Population Highlights:

As per the 2001 census report, the human population of the State stood at 60, 77,248 showing a decadal growth of 17.53%.  Even though the population has increased by 9, 06,371 in absolute numbers between 1991 and 2001, the growth rate has shown a definite down trend as compared to the decadal population growth rate of 20.59% between 1981 and 1991.  Population figures for the State since 1951 are as per table below:

               Table : Population growth and density since 1952
Year
Population
Decadal Growth
Density per Km2
1951
23,85,981
-
43
1961
28,12,463
17.87
51
1971
34,60,434
23.04
62
1981
42,80,818
23.71
77
1991
51,70,877
20.79
93
2001
60,77,248
17.53
109

Himachal Pradesh has the highest percentage of rural population (90.21%) in the country residing in more than twenty thousand villages across the State.  However, this population is concentrated in the middle and lower belts of the State with Hamirpur district having the highest population density of 369 per km2.  On the other hand the districts of Lahaul & Spiti and Kinnaur have a population density of a mere 2 and 13 per km2 respectively.  The growth of urban population of the State has, however, been more than the growth of rural population and has increased by more than 1% over the last decade.

The sex ratio in the State is 970 females per thousand males and the literacy rate stands at 77.13 % with the literacy rate for the males being 86.02% and for the females 68.08%. 

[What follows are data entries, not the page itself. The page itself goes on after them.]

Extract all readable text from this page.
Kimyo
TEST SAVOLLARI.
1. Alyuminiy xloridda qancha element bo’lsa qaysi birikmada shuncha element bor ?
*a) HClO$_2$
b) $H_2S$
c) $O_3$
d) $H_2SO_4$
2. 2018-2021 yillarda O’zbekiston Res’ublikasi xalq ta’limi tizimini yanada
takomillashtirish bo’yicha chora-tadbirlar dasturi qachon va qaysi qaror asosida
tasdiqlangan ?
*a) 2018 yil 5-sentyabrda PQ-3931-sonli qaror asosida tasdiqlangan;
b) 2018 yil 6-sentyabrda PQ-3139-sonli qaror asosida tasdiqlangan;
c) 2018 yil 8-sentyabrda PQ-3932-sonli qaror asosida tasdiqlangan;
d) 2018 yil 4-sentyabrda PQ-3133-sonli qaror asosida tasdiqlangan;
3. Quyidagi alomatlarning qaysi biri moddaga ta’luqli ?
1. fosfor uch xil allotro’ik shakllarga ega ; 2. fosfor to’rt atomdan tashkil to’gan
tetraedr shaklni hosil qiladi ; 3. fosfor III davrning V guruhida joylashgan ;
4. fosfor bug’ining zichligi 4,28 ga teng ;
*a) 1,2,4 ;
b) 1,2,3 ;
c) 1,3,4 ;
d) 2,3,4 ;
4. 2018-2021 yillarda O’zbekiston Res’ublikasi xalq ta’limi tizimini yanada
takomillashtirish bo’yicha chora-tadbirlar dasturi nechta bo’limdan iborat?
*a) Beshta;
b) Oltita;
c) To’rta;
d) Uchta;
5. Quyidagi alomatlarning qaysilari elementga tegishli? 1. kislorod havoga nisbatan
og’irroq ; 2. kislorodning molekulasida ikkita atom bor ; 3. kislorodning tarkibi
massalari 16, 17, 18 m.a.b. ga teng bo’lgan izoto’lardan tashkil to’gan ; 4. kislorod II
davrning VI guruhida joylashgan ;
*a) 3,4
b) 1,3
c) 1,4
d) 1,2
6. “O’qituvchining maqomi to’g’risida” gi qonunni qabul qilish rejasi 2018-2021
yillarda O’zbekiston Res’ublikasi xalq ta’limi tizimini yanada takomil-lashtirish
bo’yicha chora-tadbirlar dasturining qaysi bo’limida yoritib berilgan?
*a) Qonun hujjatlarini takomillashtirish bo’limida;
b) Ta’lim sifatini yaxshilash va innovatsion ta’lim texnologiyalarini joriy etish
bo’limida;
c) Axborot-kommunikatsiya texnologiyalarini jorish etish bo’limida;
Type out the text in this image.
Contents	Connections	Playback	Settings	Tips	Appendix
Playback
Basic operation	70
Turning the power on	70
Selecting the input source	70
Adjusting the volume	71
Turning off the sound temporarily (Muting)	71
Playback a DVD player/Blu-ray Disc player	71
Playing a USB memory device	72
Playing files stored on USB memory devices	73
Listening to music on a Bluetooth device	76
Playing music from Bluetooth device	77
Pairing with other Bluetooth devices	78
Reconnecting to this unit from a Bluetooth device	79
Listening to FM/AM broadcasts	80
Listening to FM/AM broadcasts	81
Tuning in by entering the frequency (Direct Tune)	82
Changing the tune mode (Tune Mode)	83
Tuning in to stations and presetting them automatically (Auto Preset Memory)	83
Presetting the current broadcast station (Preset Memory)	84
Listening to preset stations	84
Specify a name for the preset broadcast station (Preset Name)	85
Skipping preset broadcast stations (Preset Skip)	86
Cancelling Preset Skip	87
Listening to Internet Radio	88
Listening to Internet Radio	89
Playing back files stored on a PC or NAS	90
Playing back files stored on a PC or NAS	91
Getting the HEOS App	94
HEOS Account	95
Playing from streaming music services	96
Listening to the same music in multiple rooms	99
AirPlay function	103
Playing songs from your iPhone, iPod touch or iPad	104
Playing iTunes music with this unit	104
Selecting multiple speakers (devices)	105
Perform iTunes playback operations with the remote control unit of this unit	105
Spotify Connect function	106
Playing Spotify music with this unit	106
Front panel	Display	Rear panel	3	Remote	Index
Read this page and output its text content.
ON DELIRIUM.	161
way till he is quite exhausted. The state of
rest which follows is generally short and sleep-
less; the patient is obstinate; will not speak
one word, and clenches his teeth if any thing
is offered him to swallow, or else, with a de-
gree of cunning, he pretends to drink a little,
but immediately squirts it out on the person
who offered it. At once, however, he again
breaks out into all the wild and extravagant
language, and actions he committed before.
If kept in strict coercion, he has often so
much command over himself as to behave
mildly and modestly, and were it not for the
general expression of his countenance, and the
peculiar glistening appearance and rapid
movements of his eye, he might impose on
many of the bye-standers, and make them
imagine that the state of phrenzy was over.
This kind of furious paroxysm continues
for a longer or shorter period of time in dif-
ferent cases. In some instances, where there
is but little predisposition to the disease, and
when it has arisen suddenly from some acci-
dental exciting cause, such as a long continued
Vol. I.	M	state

The major sociological population groups in the State include the ‘Rajputs and Brahmins’, the ‘Scheduled Tribes’ and the ‘Scheduled Castes’.  The Rajputs and Brahmins own most of the agricultural land and form the most affluent and influential social group in the village community.  The Scheduled Castes in the State are believed to be ‘aborigines of the hills’ and have traditionally been dependent upon vocations like cobblery, carpentry, black smithy, tailoring, basket weaving and the like.  Only recently, some of the Scheduled Castes have taken to agriculture after allotment of land to them under the State’s ‘Nautor’ policy.  The Scheduled Tribes include the gaddis, the gujjars and the bhots and their main concentration is in the districts of Sirmour, Chamba, Kinnaur and Lahaul & Spiti.  The tribal communities are mainly engaged in animal husbandry with many of them practicing migratory grazing.  The very nature of their vocation has contributed to the lower literacy rate in these communities.